Updated

In a survey of college students, nearly half of those who had ever sent a sexy text had lied while doing so.

Shockingly, sexters aren't always wearing or doing what they say they are, according to the new study.

"This already exists in face-to-face interactions, like with orgasms it's common," lead author Michelle Drouin told Reuters Health. "I expected people would also be 'faking it' in sexts."

Drouin worked on the study at Indiana University - Purdue University in Fort Wayne.

She and her coauthors gave 155 college students who had been in at least one committed relationship an anonymous online survey about their sexting histories.

The surveys included questions about lying to committed relationship partners via text about what they were wearing (or not wearing) and what they were doing. There were also questions about the participants' attitudes toward relationships and commitment.

Of those who had ever sent a sext, 48 percent had lied, according to the results published in Computers in Human Behavior.

At the end of the survey, an optional fill-in-the-blank section let the students explain why they lied: for themselves, for others or neither.

Two-thirds said they lied to serve their partner and one third lied to serve themselves.

About twice as many women as men had deceptively sexted, which is comparable to the research on lying during sex itself, Drouin said.

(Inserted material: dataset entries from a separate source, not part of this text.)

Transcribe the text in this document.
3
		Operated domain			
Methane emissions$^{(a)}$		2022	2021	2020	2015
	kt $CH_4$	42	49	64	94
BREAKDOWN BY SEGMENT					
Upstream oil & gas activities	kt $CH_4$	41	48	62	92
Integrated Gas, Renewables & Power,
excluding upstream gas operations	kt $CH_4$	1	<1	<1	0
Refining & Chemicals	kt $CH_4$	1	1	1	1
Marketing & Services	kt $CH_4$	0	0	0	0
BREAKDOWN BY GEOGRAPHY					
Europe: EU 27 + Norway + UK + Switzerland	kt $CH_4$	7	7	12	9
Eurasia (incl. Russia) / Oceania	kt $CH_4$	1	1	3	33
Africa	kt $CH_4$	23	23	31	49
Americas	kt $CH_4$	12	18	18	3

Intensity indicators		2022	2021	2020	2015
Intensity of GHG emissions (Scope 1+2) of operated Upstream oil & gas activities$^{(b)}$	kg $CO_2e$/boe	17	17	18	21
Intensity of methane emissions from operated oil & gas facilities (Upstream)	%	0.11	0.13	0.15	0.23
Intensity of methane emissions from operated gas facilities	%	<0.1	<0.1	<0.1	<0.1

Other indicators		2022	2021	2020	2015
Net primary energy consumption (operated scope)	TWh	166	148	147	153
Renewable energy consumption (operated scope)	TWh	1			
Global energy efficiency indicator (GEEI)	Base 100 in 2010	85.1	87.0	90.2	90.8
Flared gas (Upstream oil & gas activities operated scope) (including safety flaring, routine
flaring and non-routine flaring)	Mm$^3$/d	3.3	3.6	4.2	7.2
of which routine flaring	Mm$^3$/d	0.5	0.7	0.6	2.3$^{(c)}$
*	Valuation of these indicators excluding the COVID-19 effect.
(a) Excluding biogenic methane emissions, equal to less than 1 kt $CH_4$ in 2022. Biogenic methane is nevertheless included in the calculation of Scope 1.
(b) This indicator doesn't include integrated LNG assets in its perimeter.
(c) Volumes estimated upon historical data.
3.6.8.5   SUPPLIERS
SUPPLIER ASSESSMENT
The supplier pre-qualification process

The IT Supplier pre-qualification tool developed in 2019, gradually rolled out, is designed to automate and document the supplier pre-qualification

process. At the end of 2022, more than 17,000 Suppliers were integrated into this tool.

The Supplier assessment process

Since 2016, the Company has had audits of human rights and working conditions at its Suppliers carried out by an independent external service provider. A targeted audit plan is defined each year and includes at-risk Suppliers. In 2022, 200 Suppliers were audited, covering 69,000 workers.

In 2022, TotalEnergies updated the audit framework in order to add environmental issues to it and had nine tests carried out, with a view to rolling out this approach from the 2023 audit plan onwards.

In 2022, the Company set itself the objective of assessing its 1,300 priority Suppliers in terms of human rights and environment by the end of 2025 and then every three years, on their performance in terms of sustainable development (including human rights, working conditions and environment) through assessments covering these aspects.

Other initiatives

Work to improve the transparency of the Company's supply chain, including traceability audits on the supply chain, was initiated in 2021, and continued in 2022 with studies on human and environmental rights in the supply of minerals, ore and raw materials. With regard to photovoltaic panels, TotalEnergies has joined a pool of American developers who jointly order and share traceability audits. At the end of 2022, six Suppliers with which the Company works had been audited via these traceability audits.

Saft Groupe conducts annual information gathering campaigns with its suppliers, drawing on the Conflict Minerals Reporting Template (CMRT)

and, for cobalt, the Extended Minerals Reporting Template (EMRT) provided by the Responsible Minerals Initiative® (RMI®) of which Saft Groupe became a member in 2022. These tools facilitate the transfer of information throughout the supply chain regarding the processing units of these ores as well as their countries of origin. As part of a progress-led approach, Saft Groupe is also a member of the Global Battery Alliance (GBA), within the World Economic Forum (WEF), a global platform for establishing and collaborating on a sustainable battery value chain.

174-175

"Women are more likely to fake orgasm than men, for obvious reasons, but more likely to pretend enthusiasm as well," she said. "Women lie to serve other people more than men (do)."

We know that people can fake orgasms, or general enthusiasm, in face-to-face interactions, but texting allows people to fake entire sex, which is new, she said.

"The fact that deception can occur so easily over text, I think it is a problem," Drouin said. "Especially because this generation uses it for so much."

Based on the relationship attitude questions, people who were more anxious about relationships or who tried to avoid closeness were more likely to have lied in sexts than those who were more secure.

"Sexting is a way to avoid intimacy," Rob Weisskirch, professor of human development at California State University Monterey Bay in Seaside, said. He was not involved in the new study.

"These findings reinforce that sexting isn't' a behavior that people who want healthy relationships are going to engage in," Weisskirch told Reuters Health.

It's not the lying, but the frequency of the lying, that is surprising, he said.

"One would think that by the time you're engaging in sexting, there would be some relationship established and you would want to be truthful with your partner," he said.

But sexting might in fact be a tool for people who don't want to commit to relationships, he said.

"People could be lying about this a lot," Drouin said.

"People just need to not think that every time they want to sext, their partners always want to," Drouin said. "They may just be doing it to make someone else happy."